Ruth Borchard & the origins of the COllection
Born near Hamburg in 1910, the writer Ruth Borchard came as a German-Jewish refugee to Britain in 1938. As ‘an enemy alien’ in wartime she was imprisoned first in Holloway Prison, then interned on the Isle of Man in 1940. In 1958 she refashioned a pre-war German diary to note names of British-based artists she intended to contact to create a collection of modern self-portraits. Between then and 1971 she collected 100 such works (setting a limit of 21 guineas for each picture) – from well known-artists such as Michael Ayrton, Anne Redpath and Keith Vaughan.
In addition to approaching well renowned, established artists Ruth sought out works from emerging avant-garde painters of note like William Crozier and Francis Newton Souza; and promising young artists early on in their career like Anthony Green, David Tindle and Anthony Whishaw.
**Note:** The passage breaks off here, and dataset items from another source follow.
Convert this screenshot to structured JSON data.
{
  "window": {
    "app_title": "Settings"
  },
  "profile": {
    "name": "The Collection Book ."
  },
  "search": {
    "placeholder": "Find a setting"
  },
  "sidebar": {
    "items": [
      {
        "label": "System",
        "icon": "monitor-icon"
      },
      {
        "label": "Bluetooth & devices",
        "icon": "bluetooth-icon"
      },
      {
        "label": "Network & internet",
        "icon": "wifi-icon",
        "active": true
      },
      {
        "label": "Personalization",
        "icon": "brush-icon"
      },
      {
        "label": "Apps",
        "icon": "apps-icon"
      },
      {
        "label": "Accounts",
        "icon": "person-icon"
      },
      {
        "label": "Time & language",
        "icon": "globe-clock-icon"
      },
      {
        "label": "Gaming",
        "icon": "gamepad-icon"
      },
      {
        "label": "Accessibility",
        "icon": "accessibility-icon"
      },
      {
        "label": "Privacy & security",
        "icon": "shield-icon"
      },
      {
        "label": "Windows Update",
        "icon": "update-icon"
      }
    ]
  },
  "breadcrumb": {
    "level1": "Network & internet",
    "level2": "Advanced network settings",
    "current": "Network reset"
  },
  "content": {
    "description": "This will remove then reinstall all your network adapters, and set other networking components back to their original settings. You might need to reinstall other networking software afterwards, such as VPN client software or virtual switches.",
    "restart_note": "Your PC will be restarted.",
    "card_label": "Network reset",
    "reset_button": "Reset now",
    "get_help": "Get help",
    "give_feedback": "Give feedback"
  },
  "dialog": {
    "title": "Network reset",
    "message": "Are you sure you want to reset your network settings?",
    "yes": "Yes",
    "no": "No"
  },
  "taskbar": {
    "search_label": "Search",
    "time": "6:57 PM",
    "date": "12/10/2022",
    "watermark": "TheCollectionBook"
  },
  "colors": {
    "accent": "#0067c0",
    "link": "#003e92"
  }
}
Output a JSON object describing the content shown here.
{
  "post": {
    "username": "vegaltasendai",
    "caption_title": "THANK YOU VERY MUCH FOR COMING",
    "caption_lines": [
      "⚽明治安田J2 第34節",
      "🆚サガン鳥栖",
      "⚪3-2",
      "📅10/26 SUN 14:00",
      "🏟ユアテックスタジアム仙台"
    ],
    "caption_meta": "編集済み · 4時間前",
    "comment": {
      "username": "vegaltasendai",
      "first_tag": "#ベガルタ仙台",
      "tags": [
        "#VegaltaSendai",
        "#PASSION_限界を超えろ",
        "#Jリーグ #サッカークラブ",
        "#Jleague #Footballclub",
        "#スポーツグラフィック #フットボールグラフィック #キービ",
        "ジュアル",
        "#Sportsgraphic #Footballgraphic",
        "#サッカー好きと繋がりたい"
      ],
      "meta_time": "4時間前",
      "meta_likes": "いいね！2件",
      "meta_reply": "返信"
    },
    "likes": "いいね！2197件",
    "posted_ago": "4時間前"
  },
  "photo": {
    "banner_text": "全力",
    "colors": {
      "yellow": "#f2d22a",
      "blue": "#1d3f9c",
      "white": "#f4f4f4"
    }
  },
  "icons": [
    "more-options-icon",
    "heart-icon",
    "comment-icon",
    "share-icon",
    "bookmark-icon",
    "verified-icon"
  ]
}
Ruth described this search for self-portraits as ‘dowsing for talent’, visiting many leading contemporary London galleries, both established and avant-garde, and the annual Young Contemporaries exhibitions - deliberately refraining from reading exhibition reviews - in her quest to find works showing a solid body of craftsmanship and singular honesty as well as expressing an emotive quality, the essential ‘cri de coeur’.
The collection shows a wide variety of artistic influences, including Camden Town, Expressionism, the Euston Road School, Art School Academicism, Kitchen Sink School, Art Brut, Scottish Colourism and Continental Existentialism. It offers a particular insight into the innovative influence of the painter David Bomberg , including founding members of the revolutionary Borough Group of painters, Leslie Marr, Cliff Holden and Dorothy Mead. Their self-portraits share a sublime intensity rare in a period whose art is sometimes characterised by an anaemic, academic air.
Only five of the hundred self-portraits are by women, yet their presence is strongly felt. Ruth did approach other female artists for self-portraits but none felt able to help. There is a wry, brusque note from Jean Cooke (signed Jean Bratby, then her married name) to Ruth, in which the artist agrees to receive a much lower price for her work than would normally be the case.
‘I am not a feminist but to have only 3 women painters out of 91[the tally to date] makes rather poor odds so 21 gns it is. Are you going to come and pick up the painting?’ (Jean Cooke nee Bratby).
Since most of the pictures were produced in the 1950s and 60s, they help evoke, in a heterogeneous and multi-faceted way, an entire period in British art, serving to explicate some of the myriad developments, strands and currents in painting at that time. Beyond this they also convey a sense of the mysterious paradoxes of identity. Through the alchemy of art the individual subjects transcend their mere mortal nature.